I dropped onto the damp grass, a cold bottle of Riesling in my hand. I made sure to get the one with the screw-cap – it would be easier. Opening the lid, I tilted the bottle in a mock salute and took a long drink. A few tears escaped my eyes, snaking down my cheeks and dropping onto my bare legs, untanned from long months inside, escaping the cold winter.
Dammit, Lizzie! It was supposed to be me. I was the screw-up. You were the one who prayed, who went to church, who helped others and did charity work. Mother Teresa I used to call you, only half joking. You, you could save the world. Me? I was destined to destroy it. Or at least destroy anything that came into my path. It’s not supposed to work this way. “Only the good die young?” That’s bullshit. The world needs all the good people it can get. More you, less me.

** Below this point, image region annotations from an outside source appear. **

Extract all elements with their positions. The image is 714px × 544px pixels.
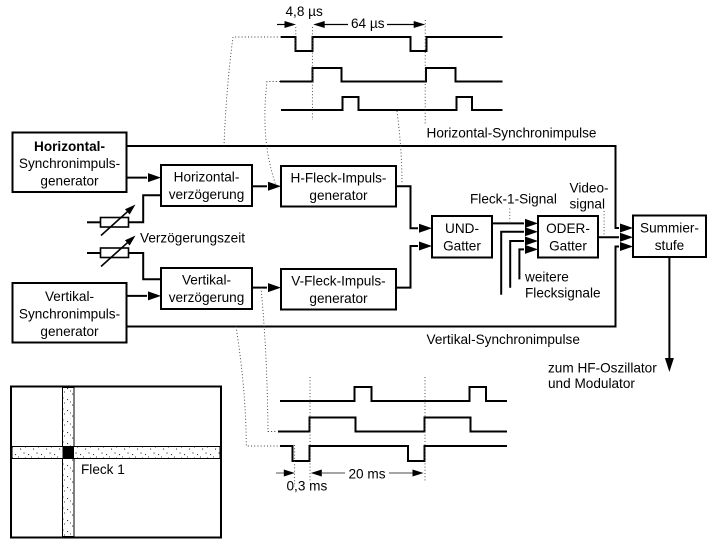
svg-text:signal: signal [570, 197, 606, 212]
svg-text:H-Fleck-Impuls-: H-Fleck-Impuls- [291, 171, 387, 186]
svg-text:verzögerung: verzögerung [169, 187, 245, 202]
svg-text:generator: generator [40, 324, 99, 339]
svg-text:64 µs: 64 µs [351, 16, 385, 31]
svg-text:Synchronimpuls-: Synchronimpuls- [19, 306, 120, 321]
svg-text:Summier-: Summier- [640, 221, 699, 236]
svg-text:Horizontal-: Horizontal- [174, 170, 240, 185]
svg-text:generator: generator [309, 188, 368, 203]
svg-text:Horizontal-: Horizontal- [34, 139, 105, 154]
svg-text:Gatter: Gatter [549, 238, 587, 253]
svg-text:stufe: stufe [655, 238, 684, 253]
svg-text:0,3 ms: 0,3 ms [287, 478, 328, 493]
svg-text:Fleck 1: Fleck 1 [81, 462, 125, 477]
svg-text:generator: generator [309, 291, 368, 306]
svg-text:Verzögerungszeit: Verzögerungszeit [140, 230, 245, 245]
svg-text:generator: generator [40, 174, 99, 189]
svg-text:ODER-: ODER- [546, 221, 590, 236]
svg-text:Fleck-1-Signal: Fleck-1-Signal [470, 192, 557, 207]
svg-text:weitere: weitere [524, 269, 569, 284]
svg-text:Horizontal-Synchronimpulse: Horizontal-Synchronimpulse [427, 125, 597, 140]
svg-text:Vertikal-: Vertikal- [182, 273, 231, 288]
svg-text:zum HF-Oszillator: zum HF-Oszillator [548, 361, 657, 376]
svg-text:verzögerung: verzögerung [169, 290, 245, 305]
svg-text:Flecksignale: Flecksignale [525, 286, 601, 301]
svg-text:20 ms: 20 ms [349, 466, 386, 481]
svg-text:UND-: UND- [445, 221, 479, 236]
svg-text:Video-: Video- [570, 180, 609, 195]
svg-text:Synchronimpuls-: Synchronimpuls- [19, 156, 120, 171]
svg-text:V-Fleck-Impuls-: V-Fleck-Impuls- [291, 274, 385, 289]
svg-text:Vertikal-: Vertikal- [45, 289, 94, 304]
svg-text:Gatter: Gatter [443, 238, 481, 253]
svg-text:und Modulator: und Modulator [548, 376, 635, 391]
svg-text:Vertikal-Synchronimpulse: Vertikal-Synchronimpulse [427, 332, 580, 347]
svg-text:4,8 µs: 4,8 µs [286, 4, 324, 19]
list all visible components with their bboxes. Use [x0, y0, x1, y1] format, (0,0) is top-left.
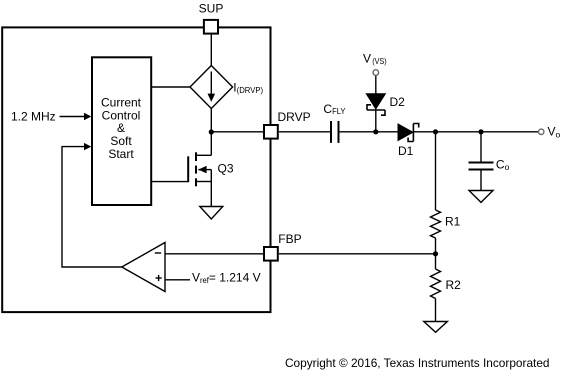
- wire: drain node down to Q3: [210, 132, 212, 155]
- wire: R2 to ground: [435, 299, 437, 322]
- resistor R1: [431, 210, 441, 238]
- op-amp comparator: [122, 243, 165, 292]
- ground (R2): [424, 322, 448, 333]
- svg-text:FBP: FBP: [278, 232, 301, 246]
- svg-text:Start: Start: [108, 147, 134, 161]
- block: Current Control & Soft Start: [92, 57, 151, 205]
- wire: CFLY to diode node: [339, 131, 376, 133]
- wire: feedback node to FBP pad: [279, 253, 436, 255]
- wire: R1 node to Co node: [436, 131, 482, 133]
- terminal Vo: [539, 129, 544, 134]
- ground (Q3 source): [200, 207, 223, 220]
- wire: node down to R1: [435, 132, 437, 210]
- wire: block to current source: [151, 86, 190, 88]
- wire: R1 to feedback node: [435, 238, 437, 254]
- junction: CFLY D1 D2 node: [373, 129, 378, 134]
- wire: node up to D2: [375, 110, 377, 132]
- junction: Co node: [478, 129, 483, 134]
- pin DRVP pad: [264, 125, 278, 139]
- pin FBP pad: [264, 247, 278, 261]
- svg-text:I(DRVP): I(DRVP): [233, 81, 263, 95]
- svg-text:Co: Co: [496, 157, 510, 172]
- wire: Co to ground: [480, 170, 482, 191]
- wire: SUP pad to current source: [210, 35, 212, 67]
- wire: drain node to DRVP pad: [211, 131, 263, 133]
- svg-text:CFLY: CFLY: [323, 102, 345, 116]
- svg-text:Vref= 1.214 V: Vref= 1.214 V: [192, 271, 261, 285]
- svg-text:&: &: [117, 121, 125, 135]
- svg-text:Current: Current: [101, 96, 142, 110]
- svg-text:Q3: Q3: [218, 162, 234, 176]
- current source I(DRVP): [190, 66, 233, 109]
- diode D1 (Schottky): [398, 124, 419, 142]
- svg-text:Vo: Vo: [548, 125, 561, 140]
- svg-text:R2: R2: [446, 278, 462, 292]
- pin SUP pad: [204, 20, 218, 34]
- junction: feedback node: [433, 251, 438, 256]
- svg-text:D2: D2: [390, 95, 406, 109]
- svg-text:Soft: Soft: [110, 134, 132, 148]
- wire: D1 to R1 node: [413, 131, 435, 133]
- wire: feedback node to R2: [435, 254, 437, 269]
- wire: Co node to Vo terminal: [481, 131, 538, 133]
- ground (Co): [469, 191, 493, 203]
- junction: R1 top node: [433, 129, 438, 134]
- wire: current source to drain node: [210, 109, 212, 133]
- svg-text:DRVP: DRVP: [278, 110, 311, 124]
- wire: Co node down to Co: [480, 132, 482, 162]
- wire: feedback from comparator to block: [62, 143, 122, 267]
- svg-text:R1: R1: [445, 215, 461, 229]
- resistor R2: [431, 269, 441, 299]
- IC boundary box U1: [2, 27, 270, 312]
- wire: node to D1: [376, 131, 398, 133]
- terminal V(VS): [373, 70, 379, 76]
- transistor Q3: [188, 152, 211, 206]
- svg-text:V(VS): V(VS): [363, 52, 387, 66]
- wire: DRVP pad to CFLY: [279, 131, 331, 133]
- junction: drain node: [209, 129, 214, 134]
- diode D2 (Schottky): [366, 94, 385, 116]
- wire: comparator plus input to Vref: [165, 279, 190, 281]
- wire: Q3 gate to block: [151, 181, 188, 183]
- svg-text:Copyright © 2016, Texas Instru: Copyright © 2016, Texas Instruments Inco…: [285, 356, 550, 370]
- capacitor Co: [469, 163, 494, 170]
- svg-text:D1: D1: [398, 144, 414, 158]
- wire: 1.2 MHz input arrow: [60, 113, 92, 120]
- wire: D2 to VS terminal: [375, 75, 377, 93]
- capacitor CFLY: [331, 121, 339, 143]
- svg-text:1.2 MHz: 1.2 MHz: [11, 110, 56, 124]
- svg-text:SUP: SUP: [199, 2, 224, 16]
- wire: comparator minus input to FBP pad: [165, 253, 263, 255]
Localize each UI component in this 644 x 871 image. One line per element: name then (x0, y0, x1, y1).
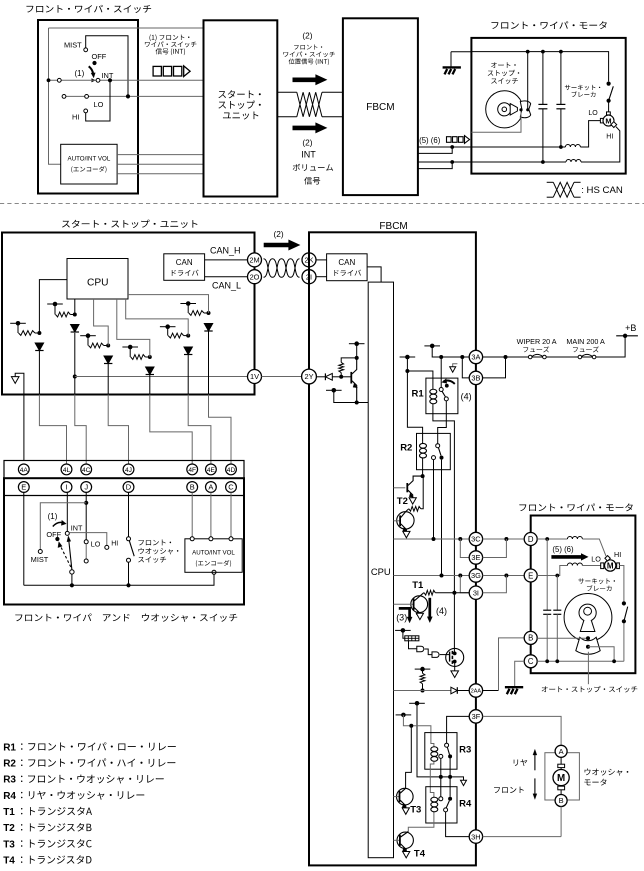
svg-text:AUTO/INT VOL: AUTO/INT VOL (68, 156, 111, 163)
svg-text:2Y: 2Y (304, 372, 313, 381)
wire: +B down (616, 336, 625, 357)
auto-stop wiper skirt (576, 637, 600, 654)
node C-autostop (612, 659, 616, 663)
svg-text:I: I (65, 483, 67, 492)
wire: B row (537, 637, 586, 639)
pin 1V (248, 370, 262, 384)
wire: LO feed (top) (580, 121, 600, 147)
auto-stop contact a (519, 108, 522, 111)
wire: 3F to R3 common (447, 716, 470, 743)
connector letters divider (4, 495, 244, 497)
pin 4D (226, 464, 237, 475)
node E-cap2 (555, 574, 559, 578)
spring return symbol R4 (461, 780, 467, 785)
contact LO-aux (84, 559, 88, 563)
switch contact MIST (86, 36, 128, 97)
svg-text:MIST: MIST (31, 555, 49, 564)
svg-text:3A: 3A (471, 353, 480, 362)
wire: CPU to cell-4F (117, 299, 150, 357)
svg-text:HI: HI (614, 550, 621, 559)
terminal stub R1R2 supply (400, 356, 416, 358)
label: washer motor (585, 768, 629, 775)
contact encoder A (209, 537, 213, 541)
svg-text:B: B (559, 796, 564, 805)
node corridor-R3NC (439, 775, 443, 779)
wire: CAN twisted pair (top left) (277, 91, 297, 93)
wire: 4C jog (75, 395, 86, 465)
pin 4A (18, 464, 29, 475)
contact LO row right (85, 95, 89, 99)
circuit breaker (top) (607, 82, 611, 86)
node pull-up top (355, 356, 359, 360)
contact auto-stop 1 (586, 636, 590, 640)
wire: LO row to start-stop unit (62, 95, 204, 97)
CAN driver box (unit) (164, 254, 205, 280)
svg-text:LO: LO (591, 554, 601, 563)
capacitor C2 (lower) (556, 576, 558, 611)
pin 3H (469, 830, 482, 843)
wire: encoder out 3 (117, 173, 204, 175)
svg-text:HI: HI (111, 541, 118, 548)
node 3C-R2NC (432, 537, 436, 541)
node INT row junction (108, 78, 112, 82)
gate buffer 1 (417, 646, 424, 652)
wire: 3C to D (483, 538, 525, 540)
wire: supply to R1 coil (407, 371, 433, 388)
contact LO (lower) (84, 540, 88, 544)
transistor Q-2Y (350, 372, 352, 384)
svg-text:LO: LO (588, 110, 598, 117)
wire: 2K to CAN driver (316, 259, 327, 261)
wire: cell-4L to box bottom (38, 351, 40, 395)
wire: stub cell-4C down (54, 304, 56, 315)
node 3C-3E (458, 537, 462, 541)
wire: CPU to cell-4D (128, 295, 209, 313)
contact INT row left (57, 78, 61, 82)
svg-text:OFF: OFF (92, 52, 107, 61)
svg-text:3I: 3I (473, 588, 479, 597)
pin 2K (302, 253, 316, 267)
wire: ground to wiper motor (451, 51, 471, 53)
wire: motor supply top rail (471, 52, 608, 82)
wire: B to 2AA (499, 638, 525, 691)
relay R3 box (425, 733, 457, 770)
svg-text:R2: R2 (3, 758, 16, 769)
wire: 4D jog (209, 395, 232, 465)
svg-text:T4: T4 (3, 855, 15, 866)
svg-text:T1: T1 (412, 580, 424, 591)
pin A (206, 482, 217, 493)
wire: INT row to start-stop unit (49, 79, 205, 81)
node C-cap2 (555, 659, 559, 663)
wire: stub cell-4L down (17, 323, 19, 333)
svg-text:M: M (605, 116, 611, 125)
auto-stop plate (lower) (564, 594, 612, 642)
contact R3 NO (448, 754, 452, 758)
svg-text:HI: HI (72, 113, 79, 122)
motor M (lower) (601, 563, 604, 569)
wire: 2Y input (316, 376, 325, 378)
node 1V junction (73, 375, 77, 379)
node 3A-3B outside (504, 355, 508, 359)
wire: pivot to bus (71, 574, 73, 585)
terminal stub 2Y circuit (349, 343, 365, 345)
wire: FBCM to motor HI 2 (418, 162, 452, 169)
svg-text:2M: 2M (249, 256, 259, 265)
svg-text:(5) (6): (5) (6) (419, 136, 441, 145)
wire: R1 contact feed (440, 357, 442, 388)
terminal stub cell-4L (10, 322, 26, 324)
svg-text:MIST: MIST (64, 41, 82, 50)
contact HI (lower) (105, 545, 109, 549)
svg-text:+B: +B (625, 323, 636, 333)
svg-text:CPU: CPU (87, 277, 109, 288)
emitter return T2a (409, 498, 416, 504)
node cell-4F junction (148, 355, 152, 359)
node cell-4L junction (37, 331, 41, 335)
svg-text:M: M (557, 773, 565, 784)
contact R4 NO (444, 808, 448, 812)
svg-text:R1: R1 (3, 742, 16, 753)
node 5-6 join HI (450, 160, 454, 164)
wire: T3 collector feed (406, 726, 412, 789)
wire: 1V line (75, 376, 248, 378)
ferrite coil D (567, 537, 582, 540)
twisted pair HS CAN (top) (297, 92, 322, 117)
label: start-stop unit title (62, 220, 197, 228)
label: front wiper and washer switch (15, 614, 237, 622)
pin B (187, 482, 198, 493)
contact R3 common (445, 743, 449, 747)
svg-text:FBCM: FBCM (379, 221, 407, 232)
svg-text:4A: 4A (20, 467, 29, 474)
wire: stub to sensor (403, 630, 405, 638)
leader: auto stop switch (587, 652, 589, 684)
wire: CAN driver to CPU (367, 267, 381, 282)
contact R2 NO (440, 456, 444, 460)
wire: gate2 to mosfet (440, 654, 450, 656)
wire: D to HI contact (582, 539, 606, 556)
svg-text:3G: 3G (471, 571, 481, 580)
pin C (226, 482, 237, 493)
svg-text:T3: T3 (3, 839, 15, 850)
label: circuit breaker (top) (565, 85, 600, 91)
transistor T2a (394, 487, 406, 489)
svg-text:T2: T2 (3, 823, 15, 834)
spring return symbol R1 (453, 364, 458, 367)
wire: CPU to cell-4L (39, 280, 67, 333)
node 3C-3E outside (504, 537, 508, 541)
wire: washer switch to bus (128, 562, 130, 585)
svg-text:3H: 3H (471, 832, 480, 841)
svg-text:R1: R1 (412, 389, 425, 400)
svg-text:R2: R2 (400, 442, 412, 453)
svg-text:(2): (2) (302, 137, 312, 147)
wire: 4E jog (188, 395, 211, 465)
wire: E to bus (23, 492, 25, 585)
wire: I to INT contact (66, 492, 68, 531)
node rail-cap2 (559, 50, 563, 54)
wire: 3I tie (460, 576, 469, 593)
pin 3A (469, 350, 482, 363)
svg-text:3E: 3E (471, 553, 480, 562)
label: auto stop switch (top) (491, 62, 516, 68)
transistor T2b (397, 512, 414, 529)
terminal stub 3A-1 (424, 345, 440, 347)
contact R2 common (436, 444, 440, 448)
data flow arrow (switch signal) (153, 66, 161, 76)
node R2 coil-driver (421, 474, 425, 478)
wire: CPU to cell-4J (94, 299, 109, 346)
svg-text:1V: 1V (250, 372, 259, 381)
svg-text:T4: T4 (414, 848, 426, 859)
wire: 3F to washer A (483, 716, 561, 745)
pin 2Y (302, 369, 317, 384)
contact OFF (lower) (55, 537, 59, 541)
wire: supply to R2 coil (407, 357, 422, 441)
svg-text:(4): (4) (436, 606, 447, 616)
emitter return T3 (402, 808, 409, 814)
contact MIST (lower) (38, 550, 42, 554)
diode cell-4F (146, 367, 154, 375)
auto-stop contact b (526, 108, 529, 111)
relay R1 actuate arrow (444, 380, 455, 383)
washer motor M (558, 764, 565, 767)
wire: stub cell-4F down (129, 347, 131, 357)
resistor cell-4J (89, 343, 104, 348)
wire: R4 coil to T4 (408, 813, 434, 832)
wire: CAN driver to 2O (205, 276, 248, 278)
gate buffer 2 (432, 652, 439, 658)
node 3G-3I (458, 574, 462, 578)
washer terminal B (555, 795, 567, 807)
svg-text:3F: 3F (472, 712, 481, 721)
terminal stub R3 supply (396, 714, 412, 716)
svg-text:CAN: CAN (338, 258, 355, 267)
svg-text:D: D (528, 535, 534, 544)
pin 2O (248, 270, 262, 284)
capacitor C-b (top) (560, 52, 562, 105)
svg-text:(2): (2) (302, 30, 312, 40)
pin C (524, 655, 537, 668)
svg-text:4D: 4D (227, 467, 236, 474)
svg-text:(1): (1) (48, 512, 58, 521)
svg-text:E: E (21, 483, 26, 492)
data arrow small (top) (447, 137, 452, 143)
pin 4C (81, 464, 92, 475)
contact R1 common (439, 388, 443, 392)
pin D (123, 482, 134, 493)
node mosfet drain (453, 652, 457, 656)
contact R4 common (448, 797, 452, 801)
wire: 4F jog (150, 395, 192, 465)
signal arrow (5)(6) (551, 553, 588, 560)
transistor T3 (397, 788, 414, 805)
svg-text:4E: 4E (207, 467, 216, 474)
svg-text:(3): (3) (396, 612, 407, 622)
node C-cap1 (545, 659, 549, 663)
wire: R3 NO to R4 (449, 756, 451, 796)
node cell-4E junction (186, 334, 190, 338)
pin 2M (248, 253, 262, 267)
node supply-R1 (405, 369, 409, 373)
relay R2 box (417, 433, 451, 469)
terminal stub cell-4D (180, 303, 196, 305)
wire: switch common bus (24, 574, 214, 585)
wire: sensor to gate1 (409, 641, 417, 649)
label: auto stop switch (lower) (542, 686, 638, 693)
pin 4F (187, 464, 198, 475)
node emitter (355, 401, 359, 405)
diode cell-4C (71, 325, 79, 333)
washer terminal A (555, 745, 567, 757)
wire: cell-4C down (74, 333, 76, 395)
svg-text:R4: R4 (459, 798, 472, 809)
svg-text:B: B (190, 483, 195, 492)
svg-text:E: E (528, 571, 533, 580)
CPU box (FBCM) (368, 282, 393, 858)
svg-text:OFF: OFF (46, 530, 61, 539)
wire: FBCM to motor LO 1 (418, 146, 472, 148)
resistor cell-4E (168, 333, 184, 338)
wire: auto-stop to motor case (471, 112, 521, 133)
contact HI diamond (lower) (605, 556, 610, 561)
contact R4 a (439, 797, 443, 801)
wire: inner left bus (49, 28, 61, 164)
pin J (81, 482, 92, 493)
svg-text:3B: 3B (471, 374, 480, 383)
node 2AA-res (421, 689, 425, 693)
resistor cell-4C (56, 312, 71, 317)
pin 2I (302, 270, 316, 284)
terminal stub emitter (326, 389, 342, 391)
transistor T4 (397, 832, 413, 848)
svg-text:CAN_L: CAN_L (212, 280, 241, 290)
wire: stub cell-4E down (167, 327, 169, 336)
relay R4 coil (433, 796, 435, 799)
wire: 3A to fuses (483, 356, 616, 358)
wire: C to chassis ground (515, 661, 525, 687)
wire: HI to INT junction (86, 80, 110, 121)
node 3A-R1 (439, 355, 443, 359)
fuse MAIN 200A (578, 355, 596, 359)
wire: R3 coil feed (403, 715, 434, 747)
pin E (18, 482, 29, 493)
washer motor frame (545, 753, 580, 800)
emitter return T2b (403, 531, 410, 537)
ferrite coil LO (top) (565, 145, 580, 148)
terminal stub cell-4E (160, 326, 176, 328)
wire: 3B tie inside (462, 357, 469, 378)
pin E (524, 569, 537, 582)
legend: HS CAN symbol (547, 181, 554, 183)
FBCM box (top) (343, 18, 418, 195)
resistor cell-4D (189, 311, 204, 316)
washer switch contact bottom (127, 558, 131, 562)
label front arrow (494, 787, 524, 793)
wire: 3G to E (483, 575, 525, 577)
node rail-autostop (526, 50, 530, 54)
wire: HI feed (top) (471, 161, 566, 163)
svg-text:(5) (6): (5) (6) (552, 545, 574, 554)
front wiper motor box (top) (471, 38, 625, 174)
svg-text:C: C (528, 657, 534, 666)
ground (top) (450, 52, 452, 67)
ground chassis motor (505, 686, 523, 688)
svg-text:4C: 4C (82, 467, 91, 474)
wire: R4 contact to 3H (446, 812, 470, 837)
wire: C row (537, 660, 624, 662)
wire: drain up to T1 node (453, 593, 455, 654)
node 3G-R2NO (440, 574, 444, 578)
pin 4E (206, 464, 217, 475)
resistor T1 collector (424, 590, 435, 595)
CAN bus arrow (264, 240, 301, 251)
pin 3I (469, 586, 482, 599)
AUTO/INT VOL encoder box (lower) (185, 539, 242, 573)
separator dashed line (0, 203, 644, 205)
relay R2 coil (422, 441, 424, 443)
wire: E to LO cap (582, 565, 600, 567)
wire: R2 NO to 3G line (441, 460, 443, 576)
wiper arm (lower) (69, 540, 72, 570)
svg-text:A: A (559, 747, 564, 756)
wire: LO to aux contact (85, 544, 87, 559)
mosfet Q-washer (446, 648, 464, 666)
relay R1 arm (442, 391, 446, 397)
fuse WIPER 20A (528, 355, 546, 359)
svg-text:(4): (4) (461, 392, 472, 402)
contact pivot (lower) (70, 570, 74, 574)
pin B (524, 631, 537, 644)
wire: emitter network (334, 390, 368, 402)
wire: MIST branch (40, 503, 86, 550)
ground stub in unit (15, 373, 24, 460)
washer switch contact top (127, 537, 131, 541)
svg-text:M: M (607, 562, 614, 571)
wire: encoder out 2 (117, 163, 204, 165)
wire: D to washer switch (128, 492, 130, 536)
node bus-pivot (70, 583, 74, 587)
wire: 2I to CAN driver (316, 276, 327, 278)
wire: cell-4D down (208, 331, 210, 395)
contact auto-stop 2 (586, 645, 590, 649)
svg-text:T3: T3 (410, 805, 421, 816)
node 3G-3I outside (504, 574, 508, 578)
wire: CAN twisted pair (top right) (322, 91, 343, 93)
wiper arm pointer to INT (92, 79, 96, 83)
node cell-4D junction (207, 311, 211, 315)
svg-text:4L: 4L (63, 467, 71, 474)
wire: 3B tie outside (483, 357, 506, 378)
label: front wiper motor title (lower) (519, 503, 632, 511)
node 5-6 join LO (450, 145, 454, 149)
wire: INT to HI contact (69, 533, 107, 546)
svg-text:D: D (126, 483, 132, 492)
diode cell-4J (104, 356, 112, 364)
wire: source to ground (454, 662, 456, 671)
label circuit breaker (lower) (578, 578, 615, 584)
diode 2AA (451, 687, 457, 694)
terminal stub cell-4F (122, 346, 138, 348)
capacitor C-a (top) (542, 52, 544, 105)
capacitor C1 (lower) (546, 539, 548, 610)
wire: gate1 to gate2 (425, 649, 432, 655)
contact LO row left (62, 95, 66, 99)
contact R2 NC (432, 456, 436, 460)
node 2Y-base (339, 375, 343, 379)
front wiper motor box (lower) (531, 516, 636, 674)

I put my hand against the cold granite.
Elizabeth Anne Donohue
Mother * Wife * Daughter * Sister
January 14, 1974 – April 20, 2017
My finger traced over the word ‘sister’. You were so much more than a sister. You were everything to me. Big sister, best friend, mother, confidant, partner in crime. You weren’t supposed to leave me. Not now, not this soon. We didn’t even have a chance to grow old and wear purple and join the red hat society.
I poured some wine into the grass, as if you could taste it, and took another long swig myself. Looking up at the cloudy sky I thought of all the dark days in front of me. “I guess I have to be the responsible one now, huh?” I said aloud, as if you were sitting next to me. But then I did feel you, right next to me, nudging me like an over-protective big sister would. “Whatever, Lizzie.” I finished the wine and nestled myself against your tombstone. “Just let me rest a bit first.”